So, it appears to me that adding and removing files to the root of the filesystem has no effect on the timestamp of the filesystem that is used to set system time on boot, or that something else goes on. Also, relabelling sys: had no effect on system time after reboot.
No, it does not. The construction is somewhat strange... it's Amiga, after all. One might guess that it is actually the job of the dos.library to somehow find a useful system time from the rtc and use mounted volumes as a backup. However, that's not how it works...
It is the FFS restart function which does. If it detects that the dos date is unset (that is, if the time in the dos "root node" is all zero), it takes the *creation date* of the disk it currently mounts and places it into the dos root node.

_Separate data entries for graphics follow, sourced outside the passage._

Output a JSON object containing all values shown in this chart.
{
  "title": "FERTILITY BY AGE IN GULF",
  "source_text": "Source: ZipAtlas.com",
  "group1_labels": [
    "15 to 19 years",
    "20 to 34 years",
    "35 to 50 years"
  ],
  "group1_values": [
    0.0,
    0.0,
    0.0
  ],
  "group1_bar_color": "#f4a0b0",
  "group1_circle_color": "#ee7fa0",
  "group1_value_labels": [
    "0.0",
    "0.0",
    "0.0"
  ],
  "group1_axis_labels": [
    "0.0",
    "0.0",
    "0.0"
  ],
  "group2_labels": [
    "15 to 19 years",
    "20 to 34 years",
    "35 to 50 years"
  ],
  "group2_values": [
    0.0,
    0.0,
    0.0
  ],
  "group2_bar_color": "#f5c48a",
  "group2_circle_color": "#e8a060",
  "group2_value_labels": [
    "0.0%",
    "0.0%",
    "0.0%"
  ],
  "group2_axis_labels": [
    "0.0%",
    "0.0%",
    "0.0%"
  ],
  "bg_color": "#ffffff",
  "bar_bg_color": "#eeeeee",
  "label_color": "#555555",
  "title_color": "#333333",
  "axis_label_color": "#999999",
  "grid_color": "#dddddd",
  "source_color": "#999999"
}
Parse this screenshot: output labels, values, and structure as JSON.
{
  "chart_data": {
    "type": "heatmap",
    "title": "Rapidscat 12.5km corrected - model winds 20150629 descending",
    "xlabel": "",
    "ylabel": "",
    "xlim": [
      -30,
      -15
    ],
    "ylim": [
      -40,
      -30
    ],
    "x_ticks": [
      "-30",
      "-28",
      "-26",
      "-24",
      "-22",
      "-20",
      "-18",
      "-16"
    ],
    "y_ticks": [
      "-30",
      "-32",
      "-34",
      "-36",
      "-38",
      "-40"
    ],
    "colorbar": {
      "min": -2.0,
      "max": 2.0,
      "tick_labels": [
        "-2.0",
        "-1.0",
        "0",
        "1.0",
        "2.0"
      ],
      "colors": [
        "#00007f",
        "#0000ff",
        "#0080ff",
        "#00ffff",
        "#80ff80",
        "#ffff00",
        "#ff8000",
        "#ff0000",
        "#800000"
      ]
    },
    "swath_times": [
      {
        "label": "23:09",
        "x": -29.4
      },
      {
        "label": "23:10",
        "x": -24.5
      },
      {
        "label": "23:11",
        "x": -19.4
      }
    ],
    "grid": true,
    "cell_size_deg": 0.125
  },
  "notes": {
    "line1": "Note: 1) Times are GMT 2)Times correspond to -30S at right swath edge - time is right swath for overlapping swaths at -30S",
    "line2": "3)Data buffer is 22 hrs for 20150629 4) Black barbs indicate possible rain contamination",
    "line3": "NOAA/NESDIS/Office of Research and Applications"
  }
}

Changing the root directory or the bitmap does not modify the creation date of the volume, of course, and hence it does not change the date the system gets.

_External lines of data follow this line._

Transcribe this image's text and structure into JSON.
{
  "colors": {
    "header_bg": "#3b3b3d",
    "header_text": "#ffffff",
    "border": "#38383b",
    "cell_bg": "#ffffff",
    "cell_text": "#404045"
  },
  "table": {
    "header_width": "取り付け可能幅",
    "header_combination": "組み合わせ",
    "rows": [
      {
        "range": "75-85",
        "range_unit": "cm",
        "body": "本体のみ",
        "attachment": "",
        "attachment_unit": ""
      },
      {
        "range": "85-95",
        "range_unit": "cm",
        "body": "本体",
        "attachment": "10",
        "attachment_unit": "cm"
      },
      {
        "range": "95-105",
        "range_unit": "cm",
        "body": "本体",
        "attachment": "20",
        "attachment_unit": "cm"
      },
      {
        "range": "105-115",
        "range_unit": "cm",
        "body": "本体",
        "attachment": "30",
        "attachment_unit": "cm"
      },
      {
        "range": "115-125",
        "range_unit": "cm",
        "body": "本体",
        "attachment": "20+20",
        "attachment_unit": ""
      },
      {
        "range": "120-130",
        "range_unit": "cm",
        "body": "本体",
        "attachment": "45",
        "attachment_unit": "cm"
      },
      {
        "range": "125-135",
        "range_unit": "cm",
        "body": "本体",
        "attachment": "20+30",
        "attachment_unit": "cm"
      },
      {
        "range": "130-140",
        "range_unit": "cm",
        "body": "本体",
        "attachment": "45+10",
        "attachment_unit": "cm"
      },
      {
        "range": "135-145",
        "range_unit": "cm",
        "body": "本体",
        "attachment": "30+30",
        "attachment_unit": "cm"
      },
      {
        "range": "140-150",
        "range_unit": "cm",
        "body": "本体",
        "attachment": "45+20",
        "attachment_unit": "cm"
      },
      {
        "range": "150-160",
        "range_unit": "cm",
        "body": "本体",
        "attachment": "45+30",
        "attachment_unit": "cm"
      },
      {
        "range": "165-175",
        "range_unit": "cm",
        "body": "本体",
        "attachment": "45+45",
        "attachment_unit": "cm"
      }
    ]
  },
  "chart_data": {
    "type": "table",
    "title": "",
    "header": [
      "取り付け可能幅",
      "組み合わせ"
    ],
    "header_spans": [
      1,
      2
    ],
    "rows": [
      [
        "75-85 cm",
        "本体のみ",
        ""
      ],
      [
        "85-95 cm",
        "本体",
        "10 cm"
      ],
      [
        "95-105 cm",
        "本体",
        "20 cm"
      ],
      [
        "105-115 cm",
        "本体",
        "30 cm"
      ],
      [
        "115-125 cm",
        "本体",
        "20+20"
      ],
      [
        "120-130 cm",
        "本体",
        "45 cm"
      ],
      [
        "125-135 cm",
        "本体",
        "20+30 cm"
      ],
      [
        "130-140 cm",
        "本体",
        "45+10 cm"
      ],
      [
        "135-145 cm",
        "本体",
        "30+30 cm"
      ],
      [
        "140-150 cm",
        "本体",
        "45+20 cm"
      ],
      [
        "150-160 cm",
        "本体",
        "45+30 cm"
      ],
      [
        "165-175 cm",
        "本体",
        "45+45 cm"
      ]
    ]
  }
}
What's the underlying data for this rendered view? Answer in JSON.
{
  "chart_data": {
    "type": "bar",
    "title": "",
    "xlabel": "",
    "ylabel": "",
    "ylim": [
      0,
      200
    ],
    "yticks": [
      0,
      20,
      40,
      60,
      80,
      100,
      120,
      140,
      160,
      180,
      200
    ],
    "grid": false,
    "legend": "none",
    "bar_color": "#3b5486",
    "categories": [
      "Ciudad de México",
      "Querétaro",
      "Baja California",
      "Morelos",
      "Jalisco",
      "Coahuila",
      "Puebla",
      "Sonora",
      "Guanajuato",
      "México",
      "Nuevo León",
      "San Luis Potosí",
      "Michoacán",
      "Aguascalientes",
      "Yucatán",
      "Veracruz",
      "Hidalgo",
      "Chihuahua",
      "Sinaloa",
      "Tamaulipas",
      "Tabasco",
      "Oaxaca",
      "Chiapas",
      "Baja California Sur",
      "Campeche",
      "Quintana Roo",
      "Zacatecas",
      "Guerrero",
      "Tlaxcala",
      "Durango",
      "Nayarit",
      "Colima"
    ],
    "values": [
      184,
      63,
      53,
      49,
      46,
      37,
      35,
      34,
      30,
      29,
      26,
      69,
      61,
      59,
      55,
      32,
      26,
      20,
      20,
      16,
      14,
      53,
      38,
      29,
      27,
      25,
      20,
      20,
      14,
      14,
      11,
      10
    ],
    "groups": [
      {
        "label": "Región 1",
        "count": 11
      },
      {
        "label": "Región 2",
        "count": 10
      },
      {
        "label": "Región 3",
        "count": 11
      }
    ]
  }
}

Of course this also implies that the date on a non-rtc system depends on the volume you boot from, and this can be of course in the past of another volume in the system. Sick!
What dos should really do is take the max of all volumes it is aware of, and FFS should stop fiddling with the system time, and the date should only be set if the system knows that there is no rtc. That FFS needs to mess with the system clock is only for the consistency of the FFS itself (as in: All files on the disk should be created later than the creation date of the disk, which is sensible)....

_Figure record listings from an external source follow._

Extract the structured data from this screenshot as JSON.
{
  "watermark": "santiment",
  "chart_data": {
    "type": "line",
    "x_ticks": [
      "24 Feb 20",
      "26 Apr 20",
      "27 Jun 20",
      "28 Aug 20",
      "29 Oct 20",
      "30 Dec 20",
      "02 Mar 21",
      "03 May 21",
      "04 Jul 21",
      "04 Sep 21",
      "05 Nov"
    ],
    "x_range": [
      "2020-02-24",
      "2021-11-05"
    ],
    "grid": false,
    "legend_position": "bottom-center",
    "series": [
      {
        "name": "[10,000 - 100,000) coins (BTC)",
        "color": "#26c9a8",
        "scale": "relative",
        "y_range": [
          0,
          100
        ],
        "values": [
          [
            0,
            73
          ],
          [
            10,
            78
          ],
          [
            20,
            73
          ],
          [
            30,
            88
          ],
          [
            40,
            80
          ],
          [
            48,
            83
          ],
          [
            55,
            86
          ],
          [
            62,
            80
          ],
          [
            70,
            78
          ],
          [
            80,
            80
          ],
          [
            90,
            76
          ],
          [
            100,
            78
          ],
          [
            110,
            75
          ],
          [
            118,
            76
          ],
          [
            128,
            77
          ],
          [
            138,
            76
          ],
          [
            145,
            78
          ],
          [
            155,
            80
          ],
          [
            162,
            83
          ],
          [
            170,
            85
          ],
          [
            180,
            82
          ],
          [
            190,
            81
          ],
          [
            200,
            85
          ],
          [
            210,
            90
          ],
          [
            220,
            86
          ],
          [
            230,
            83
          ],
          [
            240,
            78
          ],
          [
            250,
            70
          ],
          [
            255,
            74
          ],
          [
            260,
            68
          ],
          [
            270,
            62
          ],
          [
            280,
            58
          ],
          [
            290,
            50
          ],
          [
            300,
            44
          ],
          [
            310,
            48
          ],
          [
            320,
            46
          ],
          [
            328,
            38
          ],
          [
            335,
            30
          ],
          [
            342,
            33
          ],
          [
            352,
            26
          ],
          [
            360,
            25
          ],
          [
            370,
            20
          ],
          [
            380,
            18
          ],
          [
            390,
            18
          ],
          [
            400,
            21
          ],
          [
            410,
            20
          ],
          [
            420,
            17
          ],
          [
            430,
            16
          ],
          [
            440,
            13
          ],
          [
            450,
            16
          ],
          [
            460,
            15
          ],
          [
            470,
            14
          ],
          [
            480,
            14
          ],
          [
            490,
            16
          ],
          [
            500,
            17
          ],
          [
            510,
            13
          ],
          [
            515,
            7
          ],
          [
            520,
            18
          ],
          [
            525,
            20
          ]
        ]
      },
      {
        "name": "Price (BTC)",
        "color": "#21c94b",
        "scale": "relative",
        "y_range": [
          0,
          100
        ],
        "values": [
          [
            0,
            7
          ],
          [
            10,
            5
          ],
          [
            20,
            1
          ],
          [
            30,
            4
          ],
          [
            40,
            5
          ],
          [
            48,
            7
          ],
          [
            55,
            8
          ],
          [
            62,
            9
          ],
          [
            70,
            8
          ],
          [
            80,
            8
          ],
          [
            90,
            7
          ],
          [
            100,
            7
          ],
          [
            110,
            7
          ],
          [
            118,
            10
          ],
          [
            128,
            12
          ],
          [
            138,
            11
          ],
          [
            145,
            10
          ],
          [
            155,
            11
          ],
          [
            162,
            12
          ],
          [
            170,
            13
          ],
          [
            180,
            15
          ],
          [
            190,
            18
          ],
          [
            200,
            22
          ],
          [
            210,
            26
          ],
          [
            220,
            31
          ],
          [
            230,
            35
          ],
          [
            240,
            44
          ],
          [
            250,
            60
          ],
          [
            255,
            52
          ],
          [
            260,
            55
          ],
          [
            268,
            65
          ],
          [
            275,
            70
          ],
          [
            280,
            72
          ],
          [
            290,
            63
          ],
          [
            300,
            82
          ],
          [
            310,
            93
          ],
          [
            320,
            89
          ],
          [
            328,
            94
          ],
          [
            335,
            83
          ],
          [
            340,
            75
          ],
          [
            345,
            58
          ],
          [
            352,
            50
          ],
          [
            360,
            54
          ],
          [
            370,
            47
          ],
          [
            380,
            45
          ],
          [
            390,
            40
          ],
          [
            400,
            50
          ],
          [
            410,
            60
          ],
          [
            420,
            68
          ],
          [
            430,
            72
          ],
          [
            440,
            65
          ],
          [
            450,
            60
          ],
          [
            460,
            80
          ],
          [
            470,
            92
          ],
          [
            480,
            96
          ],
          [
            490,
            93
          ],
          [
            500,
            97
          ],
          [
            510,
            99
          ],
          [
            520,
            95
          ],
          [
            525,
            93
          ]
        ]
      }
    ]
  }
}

Surprisingly, Tripos aka dos.library v33 did something different. Back then, "FFS" was not a separate source, but part of the monolithic junk that came from Tripos, and *there* we find
AND bumpdate() BE
$(
LET v = VEC 2
datstamp( v )
// only reset the date if this is the boot disk and time is unset
IF unit.no = 0 & v!0 = 0 THEN
$(
IF comparedate( v, date.scan ) < 0 THEN
$(
setdosdate( date.scan )
$)
$)
$)
IOWs, the date is only set on unit zero (hardcoded!) and the days of the current date are zero (remember the BPCL indirection operator "!"), and then a comparison of the date with the already set date is made.
This looks equally wierd, but at least there is a test not to set the date backwards.